A recent report from the Asthma and Allergy Foundation states that allergy sufferers may have to get used to early seasons such as the one experienced this year in the Northeast.
Dr. Dora Anne Mills, head of the Maine Center for Disease Control and Prevention, is quoted in the April 15 issue of the Portland Press Herald as saying that,” This is one of the many emerging public health concerns related to pollution and climate change.”
One of the most common alternative energy sources promoted by the U.S. government and the current Maine administration is wind power. In a paper that she wrote last February called “Wind Turbine Neuro-Acoustical Issues," Mills, an ardent proponent of wind power who denies sleep-related disturbances due to wind turbine noise, wrote that wind turbines in Maine would decrease the incidence of many diseases including asthma, allergies, lung cancer and cardiac diseases.
The statement was based on the assumption that wind power in Maine would displace conventional electrical power plants' fuel of coal, oil and gas, and that the sacrifice of the mountain ridges for the erection of thousands of turbines was a necessary trade-off for the health benefits that would accrue to Mainers from the decreased pollution.
On the surface, that seems like a reasonable position. But for those of us who have dug deeper into the hypothesis, the facts paint a very different picture that shows there is no connection between the goal of 2,700 megawatts of installed wind turbine capacity in Maine and improved air quality for Mainers.
First of all, there are no after-the-fact studies showing a correlation between the increase in electric generation from wind turbines and the decrease in greenhouse gas emissions and chronic disease. Those assumptions are purely hypothetical, untested and unmonitored by any government agency. There are no state or federal standards in place to verify the reality of those hypotheses. Mills’ statements about the climate benefits of wind power are not based on peer-reviewed studies, but are merely opinions without concrete substantiation.
Secondly, it is important to recognize that industrial wind turbines are gigantic machines weighing several hundred tons, not including the foundations, which are heavily reinforced with mats of steel bars. The Siemens turbines proposed by Angus King for his Record Hill Wind project in Roxbury weigh 304 tons. More than 6,600 tons of steel must be smelted and forged to build the 22 turbines proposed for that 50-megawatt wind project, which will actually produce about 12 megawatts at the 25 percent capacity factor achieved by land-based wind turbines in Maine.
To make that steel would require about 3,000 tons of “coking” coal and 9,000 tons of iron ore. More than 35 million tons of steel have been used to build the steel towers used for wind turbines in the period 2007-09. Steel production requires the use of coke, which is a byproduct of pulverized bituminous coal. Coke production is a major source of pollution in the production of steel. Air emissions such as coke-oven gases, naphthalene, ammonium compounds, crude light oil, sulfur and coke dust are released from coke ovens.

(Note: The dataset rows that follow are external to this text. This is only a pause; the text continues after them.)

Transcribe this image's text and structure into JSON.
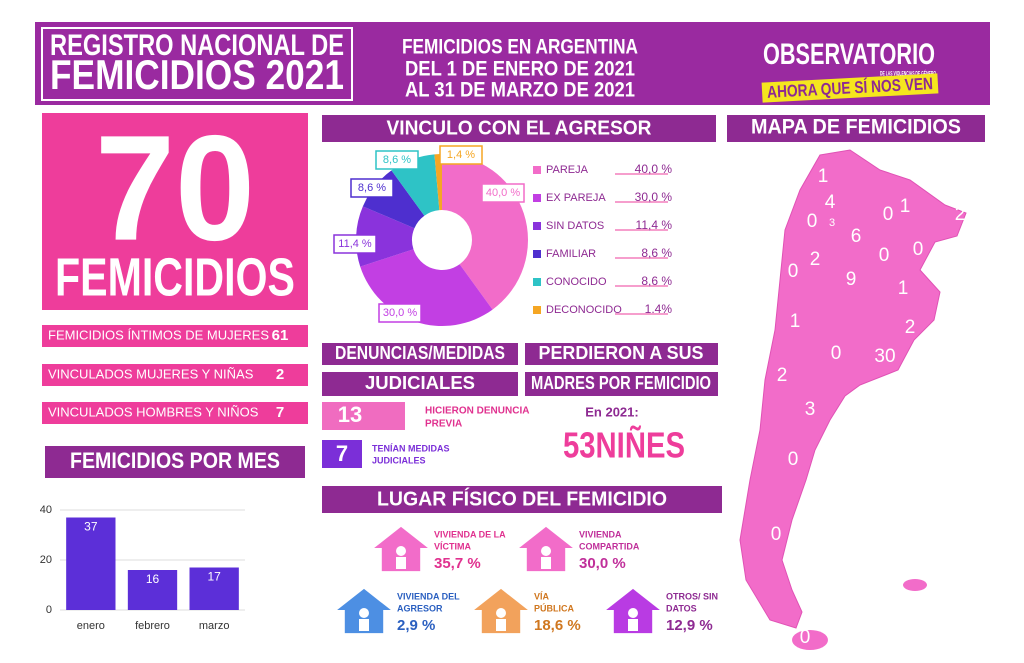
{
  "header": {
    "title": [
      "REGISTRO NACIONAL DE",
      "FEMICIDIOS 2021"
    ],
    "subtitle": [
      "FEMICIDIOS EN ARGENTINA",
      "DEL 1 DE ENERO DE 2021",
      "AL  31 DE MARZO DE 2021"
    ],
    "logo": [
      "OBSERVATORIO",
      "DE LAS VIOLENCIAS DE GÉNERO",
      "AHORA QUE SÍ NOS VEN"
    ]
  },
  "total": {
    "number": "70",
    "label": "FEMICIDIOS"
  },
  "breakdown": [
    {
      "label": "FEMICIDIOS ÍNTIMOS DE MUJERES",
      "value": "61"
    },
    {
      "label": "VINCULADOS MUJERES Y NIÑAS",
      "value": "2"
    },
    {
      "label": "VINCULADOS HOMBRES Y NIÑOS",
      "value": "7"
    }
  ],
  "denuncias": {
    "title": [
      "DENUNCIAS/MEDIDAS",
      "JUDICIALES"
    ],
    "items": [
      {
        "value": "13",
        "label": [
          "HICIERON DENUNCIA",
          "PREVIA"
        ]
      },
      {
        "value": "7",
        "label": [
          "TENÍAN MEDIDAS",
          "JUDICIALES"
        ]
      }
    ]
  },
  "madres": {
    "title": [
      "PERDIERON A SUS",
      "MADRES POR FEMICIDIO"
    ],
    "year": "En 2021:",
    "count": "53NIÑES"
  },
  "lugar": {
    "title": "LUGAR FÍSICO DEL FEMICIDIO",
    "items": [
      {
        "label": [
          "VIVIENDA DE LA",
          "VÍCTIMA"
        ],
        "value": "35,7 %"
      },
      {
        "label": [
          "VIVIENDA",
          "COMPARTIDA"
        ],
        "value": "30,0 %"
      },
      {
        "label": [
          "VIVIENDA DEL",
          "AGRESOR"
        ],
        "value": "2,9 %"
      },
      {
        "label": [
          "VÍA",
          "PÚBLICA"
        ],
        "value": "18,6 %"
      },
      {
        "label": [
          "OTROS/ SIN",
          "DATOS"
        ],
        "value": "12,9 %"
      }
    ]
  },
  "map": {
    "title": "MAPA DE FEMICIDIOS",
    "labels": [
      "1",
      "4",
      "3",
      "0",
      "6",
      "0",
      "1",
      "2",
      "0",
      "2",
      "0",
      "0",
      "9",
      "1",
      "1",
      "2",
      "0",
      "30",
      "2",
      "3",
      "0",
      "0",
      "0"
    ]
  },
  "chart_data": [
    {
      "type": "pie",
      "title": "VINCULO CON EL AGRESOR",
      "categories": [
        "PAREJA",
        "EX PAREJA",
        "SIN DATOS",
        "FAMILIAR",
        "CONOCIDO",
        "DECONOCIDO"
      ],
      "values": [
        40,
        30,
        11.4,
        8.6,
        8.6,
        1.4
      ],
      "value_labels": [
        "40,0 %",
        "30,0 %",
        "11,4 %",
        "8,6 %",
        "8,6 %",
        "1,4 %"
      ],
      "legend_value_labels": [
        "40,0 %",
        "30,0 %",
        "11,4 %",
        "8,6 %",
        "8,6 %",
        "1.4%"
      ],
      "colors": [
        "#f26cc9",
        "#c23fe3",
        "#8a33dc",
        "#4e2fcf",
        "#2ec3c6",
        "#f5a623"
      ],
      "donut": true
    },
    {
      "type": "bar",
      "title": "FEMICIDIOS POR MES",
      "categories": [
        "enero",
        "febrero",
        "marzo"
      ],
      "values": [
        37,
        16,
        17
      ],
      "color": "#5c2fd8",
      "ylim": [
        0,
        40
      ],
      "yticks": [
        0,
        20,
        40
      ],
      "grid": true
    }
  ]
}
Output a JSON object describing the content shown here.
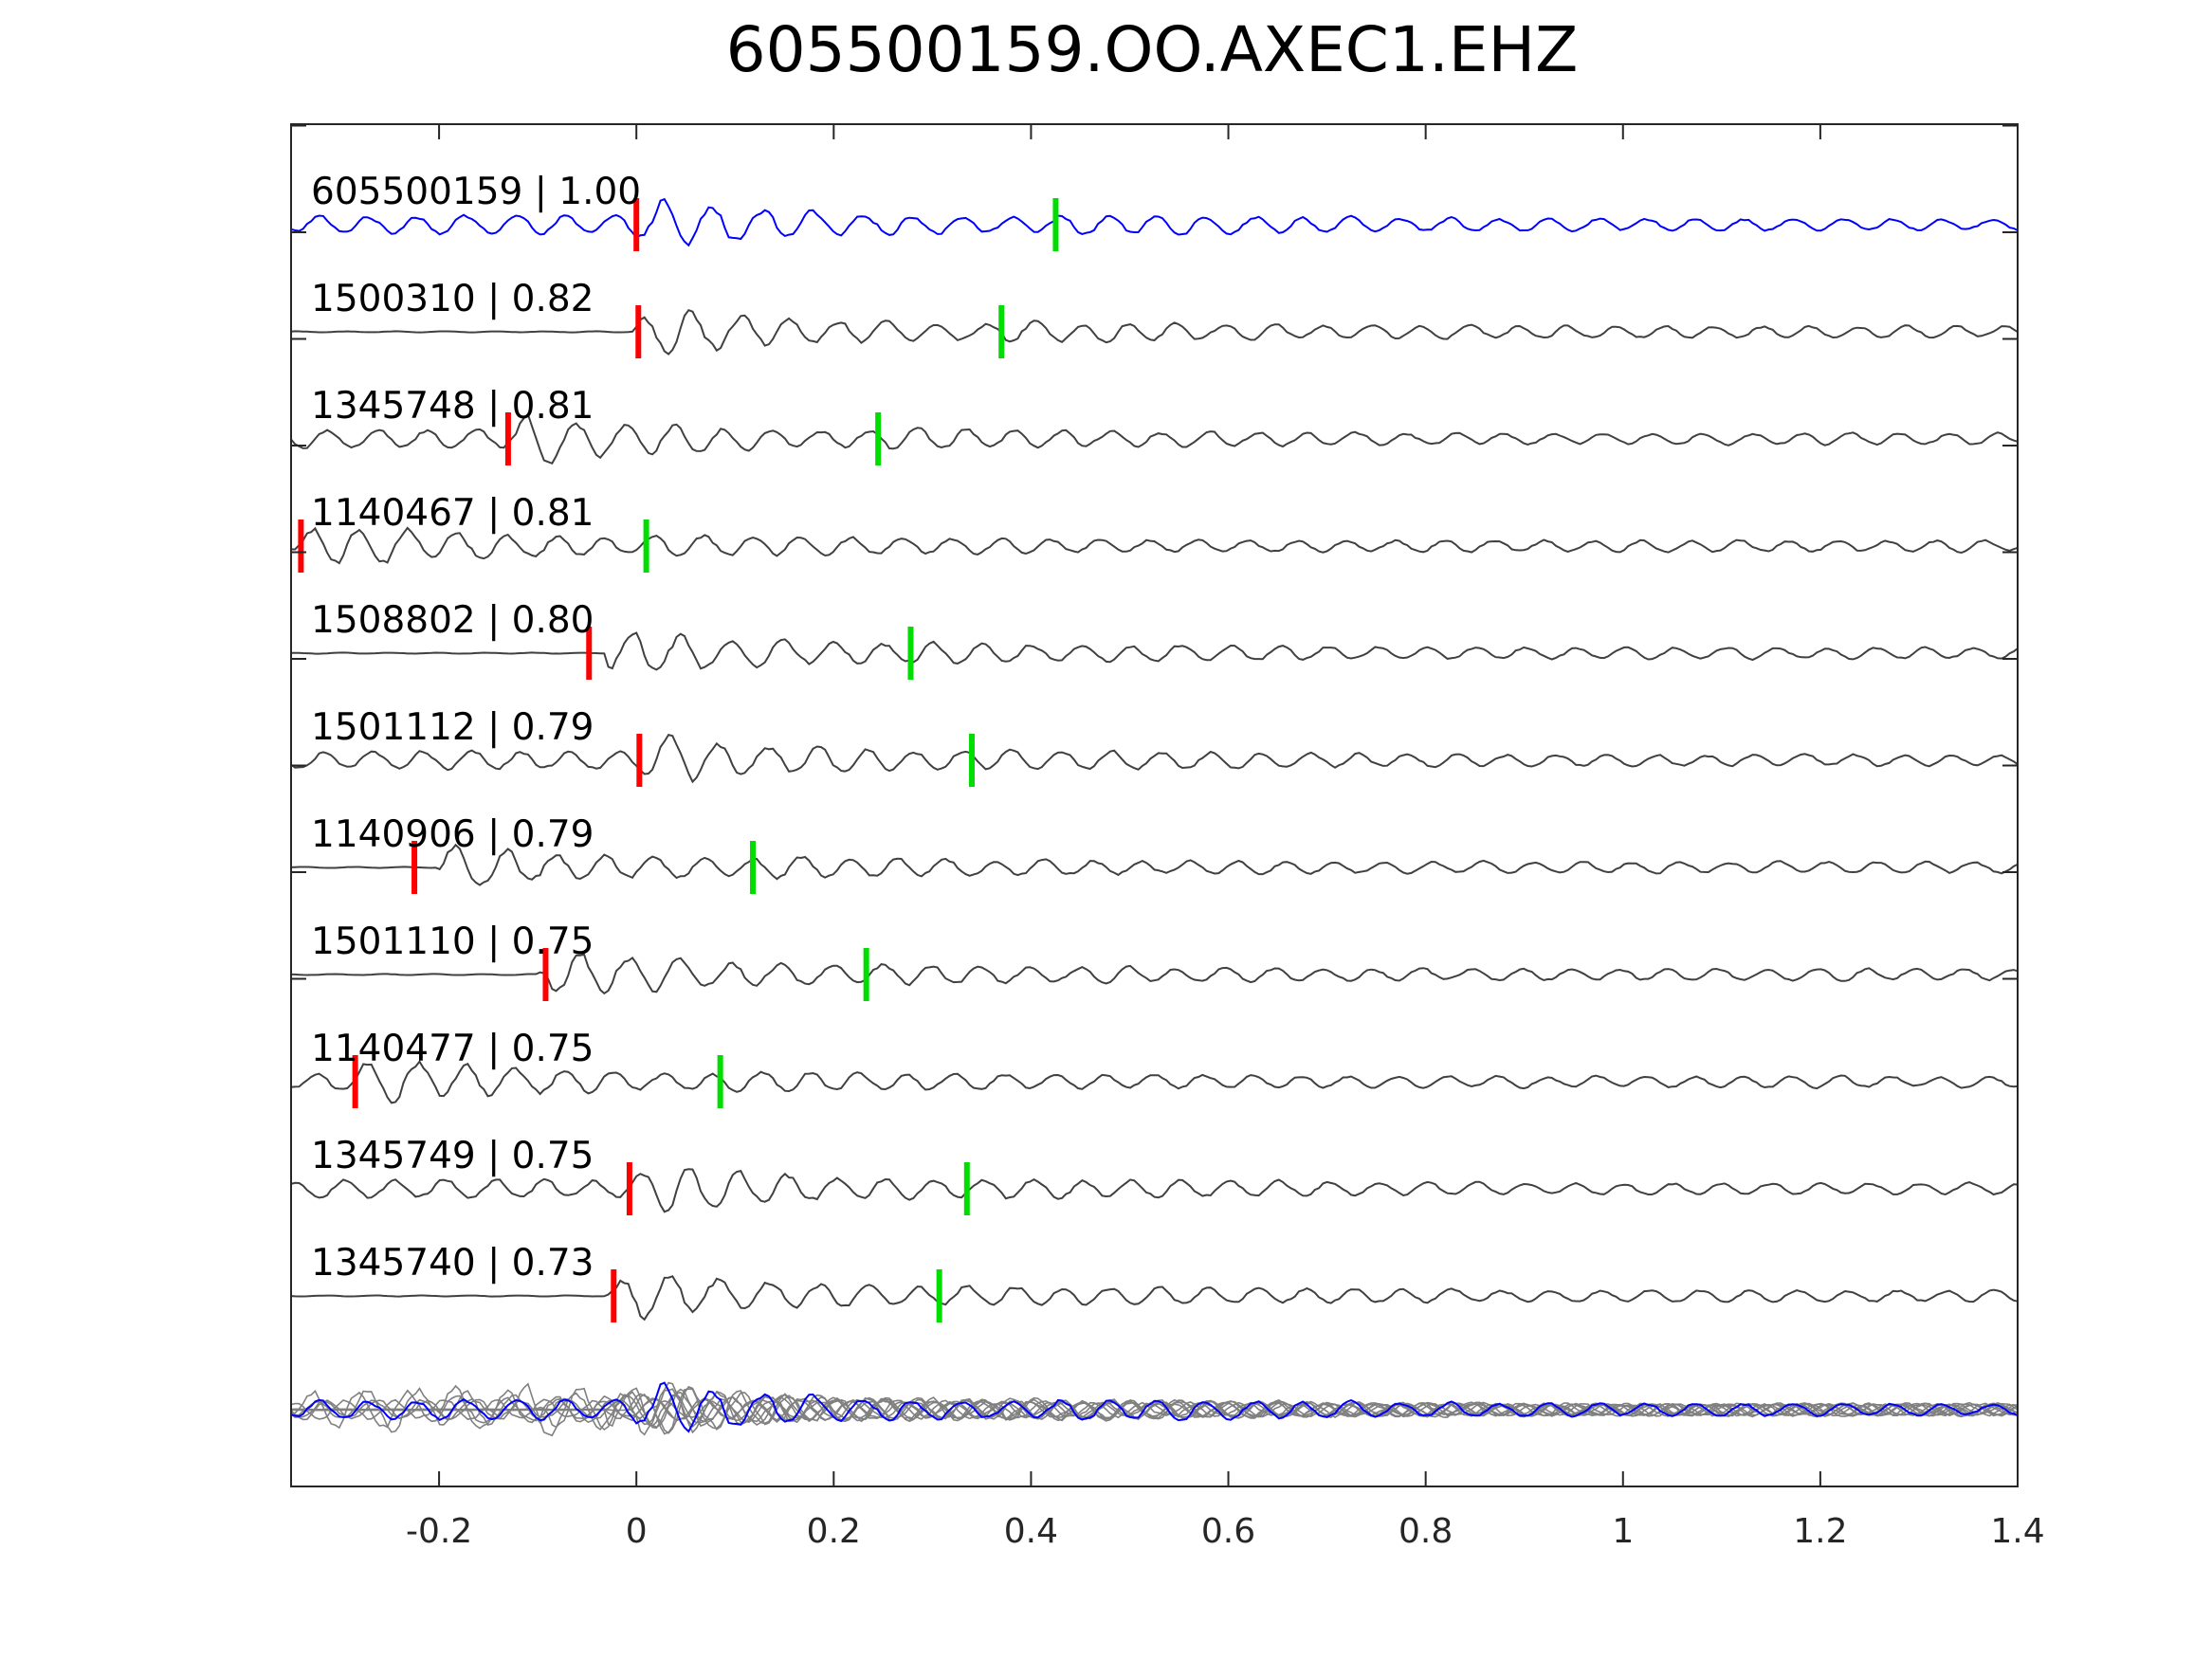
{
  "chart_data": {
    "type": "line",
    "title": "605500159.OO.AXEC1.EHZ",
    "xlabel": "",
    "ylabel": "",
    "xlim": [
      -0.35,
      1.4
    ],
    "x_ticks": [
      -0.2,
      0,
      0.2,
      0.4,
      0.6,
      0.8,
      1,
      1.2,
      1.4
    ],
    "x_tick_labels": [
      "-0.2",
      "0",
      "0.2",
      "0.4",
      "0.6",
      "0.8",
      "1",
      "1.2",
      "1.4"
    ],
    "grid": false,
    "legend": "none",
    "colors": {
      "template": "#0000ff",
      "match": "#404040",
      "overlay": "#808080",
      "p_pick": "#ff0000",
      "s_pick": "#00dd00",
      "axes": "#262626"
    },
    "series": [
      {
        "label": "605500159 | 1.00",
        "p_pick": 0.0,
        "s_pick": 0.425,
        "onset": -0.35,
        "color": "template"
      },
      {
        "label": "1500310 | 0.82",
        "p_pick": 0.002,
        "s_pick": 0.37,
        "onset": 0.0,
        "color": "match"
      },
      {
        "label": "1345748 | 0.81",
        "p_pick": -0.13,
        "s_pick": 0.245,
        "onset": -0.35,
        "color": "match"
      },
      {
        "label": "1140467 | 0.81",
        "p_pick": -0.34,
        "s_pick": 0.01,
        "onset": -0.35,
        "color": "match"
      },
      {
        "label": "1508802 | 0.80",
        "p_pick": -0.048,
        "s_pick": 0.278,
        "onset": -0.03,
        "color": "match"
      },
      {
        "label": "1501112 | 0.79",
        "p_pick": 0.003,
        "s_pick": 0.34,
        "onset": -0.35,
        "color": "match"
      },
      {
        "label": "1140906 | 0.79",
        "p_pick": -0.225,
        "s_pick": 0.118,
        "onset": -0.2,
        "color": "match"
      },
      {
        "label": "1501110 | 0.75",
        "p_pick": -0.092,
        "s_pick": 0.233,
        "onset": -0.1,
        "color": "match"
      },
      {
        "label": "1140477 | 0.75",
        "p_pick": -0.285,
        "s_pick": 0.085,
        "onset": -0.35,
        "color": "match"
      },
      {
        "label": "1345749 | 0.75",
        "p_pick": -0.007,
        "s_pick": 0.335,
        "onset": -0.35,
        "color": "match"
      },
      {
        "label": "1345740 | 0.73",
        "p_pick": -0.023,
        "s_pick": 0.307,
        "onset": -0.03,
        "color": "match"
      }
    ]
  }
}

Steel production is a major user of coal, the very villain polluter that wind energy is supposed to suppress.
Are you beginning to get the picture? There are no demonstrated climate benefits in Maine, but substantial production of greenhouse gas emissions in the production of the turbines themselves.
Mills tells us that wind power will reduce the incidence of chronic diseases related to pollution because wind power displaces other pollution-producing power plants. That, in fact, has never been scientifically measured nor proven, and we know that no power plants have closed because of wind-produced electricity. To be more specific to Maine, wind power is generally more available at night, when grid demand is low. Because Maine already produces most of its electricity at night with renewable hydro and biomass, wind power will not replace fossil fuel generators, but rather will cause biomass plants and hydro-electric facilities to reduce output, providing no benefit but costing jobs in the forest industry.
Without taking into account the enormous amount of real pollution created by manufacturing turbines, and coupled with the absence of any proof that wind turbines in Maine will reduce fossil fuel use in electricity production, Mills’ claims seem misleading.
Mills has dismissed the complaints of people in Mars Hill, Freedom and Vinalhaven about the impacts on their lives from living too close to the turbines in these towns, and at the same time has advocated for the destruction of Maine’s treasured mountain landscapes for the benefit of an industry that relies heavily on government subsidies for its existence, while demonstrating none of the benefits attributed to it.
Rather than deluding us with unsubstantiated, non-peer reviewed and non-patient correlated epidemiological predictions about CO2 emissions and early allergies, Mills should sit down with the real people in this state who have been sleep-disturbed by the presence of those massive steel turbines.